Je reste personnellement convaincu que ce calculateur est au cœur du problème. On laisse entendre qu’il ne fonctionne mal qu’avec l’armée de terre. Cela reste à démontrer, vu tous les dysfonctionnements constatés. Je relève d’ailleurs que l’actuel secrétaire général pour l’administration, après avoir déploré que de nombreux militaires, notamment de l’armée de terre, aient connu des difficultés, ce qui n’a rien de stupéfiant compte tenu des effectifs concernés, a admis à la fin de son audition qu’il y avait aussi des difficultés « du côté du Service de santé des armées (SSA) et de la Marine ». Les erreurs de saisie se rattrapent d’un mois sur l’autre mais comment expliquer que d’un mois sur l’autre, la solde puisse tomber à quelques euros ? Comment expliquer que, de façon aléatoire, la solde de certains ne soit calculée que sur quelques jours ? Comment expliquer que le cumul des sommes imposables ne soit pas juste ? Comment expliquer que les indemnités de service en campagne soient payées deux fois ? L’ancien directeur des ressources humaines du ministère de la défense a dit lors de son audition que l’opération avait bien fonctionné pour le personnel civil et le service de santé. Mais le personnel civil bénéficiait d’un système intégré indépendant et en termes tant d’effectifs que de mobilité, de sur-mobilité et de flux, ses problèmes, de même que ceux du SSA, sont sans commune mesure avec ceux de l’armée de terre.

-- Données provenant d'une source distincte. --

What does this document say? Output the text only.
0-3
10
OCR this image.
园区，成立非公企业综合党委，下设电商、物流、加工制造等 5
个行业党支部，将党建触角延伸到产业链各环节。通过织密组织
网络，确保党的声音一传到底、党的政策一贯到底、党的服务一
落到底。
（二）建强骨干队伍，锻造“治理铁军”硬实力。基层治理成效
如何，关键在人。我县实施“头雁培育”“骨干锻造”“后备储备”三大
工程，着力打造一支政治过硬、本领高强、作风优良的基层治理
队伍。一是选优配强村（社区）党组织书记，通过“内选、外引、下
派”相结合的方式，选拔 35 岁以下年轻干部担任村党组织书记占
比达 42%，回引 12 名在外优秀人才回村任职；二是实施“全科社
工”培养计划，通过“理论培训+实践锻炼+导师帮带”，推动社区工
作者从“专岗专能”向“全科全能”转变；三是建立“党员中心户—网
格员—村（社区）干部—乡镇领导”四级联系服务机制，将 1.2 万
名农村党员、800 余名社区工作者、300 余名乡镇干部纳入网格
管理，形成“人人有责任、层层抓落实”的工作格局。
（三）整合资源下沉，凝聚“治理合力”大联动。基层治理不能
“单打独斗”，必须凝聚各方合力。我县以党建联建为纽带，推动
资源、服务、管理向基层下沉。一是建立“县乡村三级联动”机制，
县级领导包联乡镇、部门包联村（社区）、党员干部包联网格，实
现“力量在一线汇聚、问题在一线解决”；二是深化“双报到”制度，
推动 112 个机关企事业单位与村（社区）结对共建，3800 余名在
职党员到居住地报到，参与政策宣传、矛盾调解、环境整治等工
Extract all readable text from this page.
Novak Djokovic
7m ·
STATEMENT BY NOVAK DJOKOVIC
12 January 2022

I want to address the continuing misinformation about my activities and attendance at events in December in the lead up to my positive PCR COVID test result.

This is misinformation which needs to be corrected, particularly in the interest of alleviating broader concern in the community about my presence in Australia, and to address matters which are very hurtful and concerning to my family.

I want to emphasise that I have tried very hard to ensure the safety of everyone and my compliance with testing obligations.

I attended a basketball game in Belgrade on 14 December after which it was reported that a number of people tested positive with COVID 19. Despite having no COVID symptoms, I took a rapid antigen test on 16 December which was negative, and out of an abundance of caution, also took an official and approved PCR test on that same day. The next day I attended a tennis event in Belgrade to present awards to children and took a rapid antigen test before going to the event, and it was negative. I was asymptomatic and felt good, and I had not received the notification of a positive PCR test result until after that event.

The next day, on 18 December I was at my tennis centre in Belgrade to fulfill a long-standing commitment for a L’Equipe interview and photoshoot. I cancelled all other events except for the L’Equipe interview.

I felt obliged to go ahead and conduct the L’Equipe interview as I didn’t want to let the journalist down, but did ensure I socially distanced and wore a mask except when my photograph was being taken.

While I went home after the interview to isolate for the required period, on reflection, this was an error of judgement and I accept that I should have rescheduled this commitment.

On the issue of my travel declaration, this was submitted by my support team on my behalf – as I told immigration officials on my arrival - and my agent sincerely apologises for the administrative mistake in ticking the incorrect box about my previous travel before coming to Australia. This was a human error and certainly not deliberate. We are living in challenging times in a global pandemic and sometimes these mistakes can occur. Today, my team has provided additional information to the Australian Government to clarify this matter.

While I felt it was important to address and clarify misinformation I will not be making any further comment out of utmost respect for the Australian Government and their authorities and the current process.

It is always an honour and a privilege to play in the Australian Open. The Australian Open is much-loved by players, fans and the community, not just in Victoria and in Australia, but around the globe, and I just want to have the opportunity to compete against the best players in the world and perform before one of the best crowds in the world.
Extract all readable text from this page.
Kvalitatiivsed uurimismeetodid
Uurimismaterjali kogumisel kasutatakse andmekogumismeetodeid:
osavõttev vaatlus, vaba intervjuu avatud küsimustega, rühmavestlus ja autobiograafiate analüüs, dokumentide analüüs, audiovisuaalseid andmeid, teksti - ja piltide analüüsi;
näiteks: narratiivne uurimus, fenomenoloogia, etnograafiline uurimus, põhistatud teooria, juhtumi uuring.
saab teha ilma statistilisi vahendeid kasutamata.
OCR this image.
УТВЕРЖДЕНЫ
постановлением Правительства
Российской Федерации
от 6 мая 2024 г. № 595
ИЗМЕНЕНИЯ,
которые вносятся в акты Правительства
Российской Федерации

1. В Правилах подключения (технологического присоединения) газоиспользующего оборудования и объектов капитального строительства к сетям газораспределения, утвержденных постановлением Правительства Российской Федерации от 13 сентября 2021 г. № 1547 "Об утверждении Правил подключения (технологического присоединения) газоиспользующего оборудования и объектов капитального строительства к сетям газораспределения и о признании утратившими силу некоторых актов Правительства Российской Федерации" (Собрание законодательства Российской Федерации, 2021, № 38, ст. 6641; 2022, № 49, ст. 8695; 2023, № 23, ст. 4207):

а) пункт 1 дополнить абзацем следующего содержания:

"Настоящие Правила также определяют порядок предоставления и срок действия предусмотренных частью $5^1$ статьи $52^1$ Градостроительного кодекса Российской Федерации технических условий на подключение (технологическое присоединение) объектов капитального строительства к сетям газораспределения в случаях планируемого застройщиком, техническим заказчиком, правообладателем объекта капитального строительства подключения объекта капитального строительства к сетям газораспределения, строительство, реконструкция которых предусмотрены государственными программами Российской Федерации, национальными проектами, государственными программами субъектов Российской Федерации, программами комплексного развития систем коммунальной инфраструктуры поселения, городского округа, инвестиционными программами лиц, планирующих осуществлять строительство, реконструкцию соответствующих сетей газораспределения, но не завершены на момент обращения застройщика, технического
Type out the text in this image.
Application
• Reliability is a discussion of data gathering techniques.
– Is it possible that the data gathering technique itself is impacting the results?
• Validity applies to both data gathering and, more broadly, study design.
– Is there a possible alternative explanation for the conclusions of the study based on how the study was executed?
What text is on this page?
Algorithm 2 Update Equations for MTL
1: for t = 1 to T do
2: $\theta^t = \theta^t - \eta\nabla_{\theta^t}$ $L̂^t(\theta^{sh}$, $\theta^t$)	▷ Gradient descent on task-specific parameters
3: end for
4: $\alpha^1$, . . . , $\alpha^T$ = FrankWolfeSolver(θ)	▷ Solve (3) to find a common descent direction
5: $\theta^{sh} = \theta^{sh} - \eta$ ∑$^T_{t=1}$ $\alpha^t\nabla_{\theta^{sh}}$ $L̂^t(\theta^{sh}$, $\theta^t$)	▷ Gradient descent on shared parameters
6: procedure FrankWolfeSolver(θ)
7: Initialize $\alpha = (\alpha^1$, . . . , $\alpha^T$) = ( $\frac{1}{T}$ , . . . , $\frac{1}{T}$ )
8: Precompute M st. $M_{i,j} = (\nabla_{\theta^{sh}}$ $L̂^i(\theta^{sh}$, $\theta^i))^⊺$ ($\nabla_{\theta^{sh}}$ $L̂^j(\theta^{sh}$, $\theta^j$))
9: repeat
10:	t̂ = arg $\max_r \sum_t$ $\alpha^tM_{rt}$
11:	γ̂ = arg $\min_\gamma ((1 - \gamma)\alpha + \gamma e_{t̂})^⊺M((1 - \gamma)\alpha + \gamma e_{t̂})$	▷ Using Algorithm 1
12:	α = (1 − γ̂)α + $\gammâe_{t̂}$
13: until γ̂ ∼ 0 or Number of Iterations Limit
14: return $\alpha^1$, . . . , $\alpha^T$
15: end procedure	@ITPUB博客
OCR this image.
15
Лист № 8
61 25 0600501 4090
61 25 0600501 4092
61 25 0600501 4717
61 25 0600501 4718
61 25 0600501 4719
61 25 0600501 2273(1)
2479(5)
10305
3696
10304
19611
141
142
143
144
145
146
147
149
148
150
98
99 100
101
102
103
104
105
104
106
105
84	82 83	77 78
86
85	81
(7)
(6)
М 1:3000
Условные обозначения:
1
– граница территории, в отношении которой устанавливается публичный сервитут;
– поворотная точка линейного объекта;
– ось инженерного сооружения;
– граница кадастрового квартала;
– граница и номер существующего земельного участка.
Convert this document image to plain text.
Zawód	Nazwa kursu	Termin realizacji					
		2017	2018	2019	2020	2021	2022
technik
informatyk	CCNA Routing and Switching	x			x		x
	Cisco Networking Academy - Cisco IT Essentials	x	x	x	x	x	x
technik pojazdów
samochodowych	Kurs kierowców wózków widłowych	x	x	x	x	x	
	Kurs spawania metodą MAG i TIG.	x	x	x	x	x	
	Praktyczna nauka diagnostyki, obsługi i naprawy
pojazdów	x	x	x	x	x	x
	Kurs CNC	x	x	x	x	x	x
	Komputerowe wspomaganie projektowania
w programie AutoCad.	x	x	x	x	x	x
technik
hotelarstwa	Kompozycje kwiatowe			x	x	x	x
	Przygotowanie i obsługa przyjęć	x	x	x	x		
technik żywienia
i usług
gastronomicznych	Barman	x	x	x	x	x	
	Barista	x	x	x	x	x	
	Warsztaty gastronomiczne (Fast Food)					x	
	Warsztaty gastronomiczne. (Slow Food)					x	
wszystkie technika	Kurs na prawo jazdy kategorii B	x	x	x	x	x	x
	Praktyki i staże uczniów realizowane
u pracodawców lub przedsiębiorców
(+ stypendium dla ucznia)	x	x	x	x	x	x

Le projet Louvois s’inscrivait dans une réforme d’ensemble a priori rationnelle, mise à mal aujourd’hui par des dysfonctionnements qui ont fait passer l’armée de terre du statut de bénéficiaire potentiel d’un système novateur à celui de victime impuissante de l’instabilité d’un calculateur. Celui-ci est sans doute très complexe, mais je ne peux que constater le résultat.

Quelles sont mes préoccupations pour l’avenir ?

Faute d’éléments actuels, je ne suis pas en mesure d’apprécier ce qu’il convient de faire mais j’ai une intuition et une certitude.

Mon intuition est que si l’on ne sait vraiment pas où l’on va avec ce calculateur, alors autant revenir à la situation antérieure. C’est ce que propose le chef du contrôle.

Ma certitude est que cette affaire laissera des traces. Responsable de la préparation opérationnelle des forces, du recrutement, de la formation et de la gestion de ses hommes mais aussi de leur discipline, de leur moral et de leurs conditions de vie, les chefs militaires vont se montrer de plus en plus réticents à accompagner loyalement des réformes aux contours mal assurés.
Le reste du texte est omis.